If we can accurately or roughly estimate the experimental data at a certain stage, then the mathematical calculation itself, variance and expectation come from real life, with a certain apriori. Variance can well reflect the characteristics or trends of production experiments such as steelmaking, because the experiment has a process, so we look forward to completing the experiment as soon as possible or within a certain period of time. At this time, the calculation of mathematical expectations is of great use:
After all, this expectation or prediction comes from samples and experimental data with similar or completely different experiences, so it is biased in practical guidance. However, with these calculations, we can make plans and arrange production better, provide basic data for decision-making and avoid blindness. It can effectively shorten the cycle and be more purposeful. The mathematical expectation here is to predict the number of experiments. At the same time, we can calculate the temperature rise of 0. 1℃ or 1℃ or 10℃ in the temperature range. Without mathematical calculation, our experiment is entirely a chance, but with calculation, the theoretical mathematical expectation sample is not applicable if it is completely nonlinear and has great differences, so as to better design the experimental methods and steps. ...

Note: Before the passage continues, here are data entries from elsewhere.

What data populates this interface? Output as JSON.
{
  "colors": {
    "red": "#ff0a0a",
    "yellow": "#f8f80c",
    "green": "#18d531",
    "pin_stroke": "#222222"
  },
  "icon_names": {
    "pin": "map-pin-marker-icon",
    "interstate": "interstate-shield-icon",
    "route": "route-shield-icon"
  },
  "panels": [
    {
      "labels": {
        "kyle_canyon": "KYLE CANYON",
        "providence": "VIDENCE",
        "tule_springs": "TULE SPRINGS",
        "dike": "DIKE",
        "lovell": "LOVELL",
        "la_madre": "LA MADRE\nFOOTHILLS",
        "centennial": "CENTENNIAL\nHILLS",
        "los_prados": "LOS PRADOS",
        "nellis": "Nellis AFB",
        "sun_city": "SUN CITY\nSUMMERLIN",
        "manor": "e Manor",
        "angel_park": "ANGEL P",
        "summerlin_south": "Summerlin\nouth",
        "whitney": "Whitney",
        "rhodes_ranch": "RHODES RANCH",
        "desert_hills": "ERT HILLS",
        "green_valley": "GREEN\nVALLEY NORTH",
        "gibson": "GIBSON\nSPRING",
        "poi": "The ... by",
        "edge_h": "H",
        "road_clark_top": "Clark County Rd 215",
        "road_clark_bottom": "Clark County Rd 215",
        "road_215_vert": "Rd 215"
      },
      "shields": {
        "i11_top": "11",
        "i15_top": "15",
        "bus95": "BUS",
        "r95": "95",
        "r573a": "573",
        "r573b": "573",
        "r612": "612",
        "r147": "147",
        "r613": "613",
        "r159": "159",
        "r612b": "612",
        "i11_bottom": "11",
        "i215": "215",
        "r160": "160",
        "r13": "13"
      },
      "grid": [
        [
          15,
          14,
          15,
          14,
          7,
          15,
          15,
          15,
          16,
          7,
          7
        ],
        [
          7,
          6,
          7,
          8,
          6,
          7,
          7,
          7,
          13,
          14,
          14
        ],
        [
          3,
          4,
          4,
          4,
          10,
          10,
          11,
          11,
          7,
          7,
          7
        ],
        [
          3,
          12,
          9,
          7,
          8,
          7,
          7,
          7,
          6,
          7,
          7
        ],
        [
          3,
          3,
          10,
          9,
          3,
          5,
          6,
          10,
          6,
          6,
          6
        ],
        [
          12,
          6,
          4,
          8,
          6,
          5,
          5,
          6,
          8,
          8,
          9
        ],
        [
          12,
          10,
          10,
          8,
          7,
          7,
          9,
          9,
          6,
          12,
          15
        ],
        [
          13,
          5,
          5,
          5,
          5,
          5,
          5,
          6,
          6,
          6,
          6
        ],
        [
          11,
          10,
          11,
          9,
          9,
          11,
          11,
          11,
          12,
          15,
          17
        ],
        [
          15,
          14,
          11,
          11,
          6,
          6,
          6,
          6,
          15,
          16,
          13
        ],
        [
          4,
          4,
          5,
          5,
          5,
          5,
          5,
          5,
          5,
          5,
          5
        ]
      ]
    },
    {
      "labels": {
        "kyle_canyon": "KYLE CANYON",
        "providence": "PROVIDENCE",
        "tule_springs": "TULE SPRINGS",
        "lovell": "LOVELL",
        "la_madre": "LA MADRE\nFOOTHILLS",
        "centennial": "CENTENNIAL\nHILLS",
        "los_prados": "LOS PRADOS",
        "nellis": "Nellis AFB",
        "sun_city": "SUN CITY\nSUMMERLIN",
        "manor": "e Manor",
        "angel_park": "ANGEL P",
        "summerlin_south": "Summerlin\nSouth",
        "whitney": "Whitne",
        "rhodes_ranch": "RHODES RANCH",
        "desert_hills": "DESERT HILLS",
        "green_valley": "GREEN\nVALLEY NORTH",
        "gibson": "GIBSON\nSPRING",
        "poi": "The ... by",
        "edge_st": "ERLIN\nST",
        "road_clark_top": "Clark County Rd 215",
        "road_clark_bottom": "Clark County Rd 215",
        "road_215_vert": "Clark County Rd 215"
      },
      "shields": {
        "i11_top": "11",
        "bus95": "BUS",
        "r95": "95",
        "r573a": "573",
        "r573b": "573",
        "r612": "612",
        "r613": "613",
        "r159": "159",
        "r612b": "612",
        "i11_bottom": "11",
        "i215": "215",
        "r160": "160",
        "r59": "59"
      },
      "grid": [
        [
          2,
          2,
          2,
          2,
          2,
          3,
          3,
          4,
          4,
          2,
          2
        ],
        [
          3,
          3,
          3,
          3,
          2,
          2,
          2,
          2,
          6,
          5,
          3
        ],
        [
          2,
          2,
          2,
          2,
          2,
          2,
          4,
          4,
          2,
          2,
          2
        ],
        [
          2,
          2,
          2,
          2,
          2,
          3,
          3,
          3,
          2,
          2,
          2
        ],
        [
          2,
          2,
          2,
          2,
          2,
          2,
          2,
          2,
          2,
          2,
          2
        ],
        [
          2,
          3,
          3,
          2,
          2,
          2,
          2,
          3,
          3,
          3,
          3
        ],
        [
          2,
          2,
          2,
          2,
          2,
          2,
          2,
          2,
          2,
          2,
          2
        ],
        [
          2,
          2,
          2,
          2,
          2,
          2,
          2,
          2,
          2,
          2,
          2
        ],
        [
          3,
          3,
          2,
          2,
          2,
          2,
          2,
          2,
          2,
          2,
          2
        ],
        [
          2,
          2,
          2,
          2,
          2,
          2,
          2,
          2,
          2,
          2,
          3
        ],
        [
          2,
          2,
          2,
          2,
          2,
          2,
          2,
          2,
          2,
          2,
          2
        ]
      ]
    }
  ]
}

The example of students' height may not have practical significance, but it can be said in theory, such as the variance of the same group of samples. If the variance is small, it means that the population is stable in development and balanced in nutrition, otherwise ...; What's the difference between groups? Variance is still meaningful here, and the mathematical expectation is: individual balance or difference, the longer, the higher. If the sample here is replaced by a pig, it will have practical significance:
Variance guides people to eat in a balanced way, while mathematical expectation predicts in advance when it is most suitable for slaughter.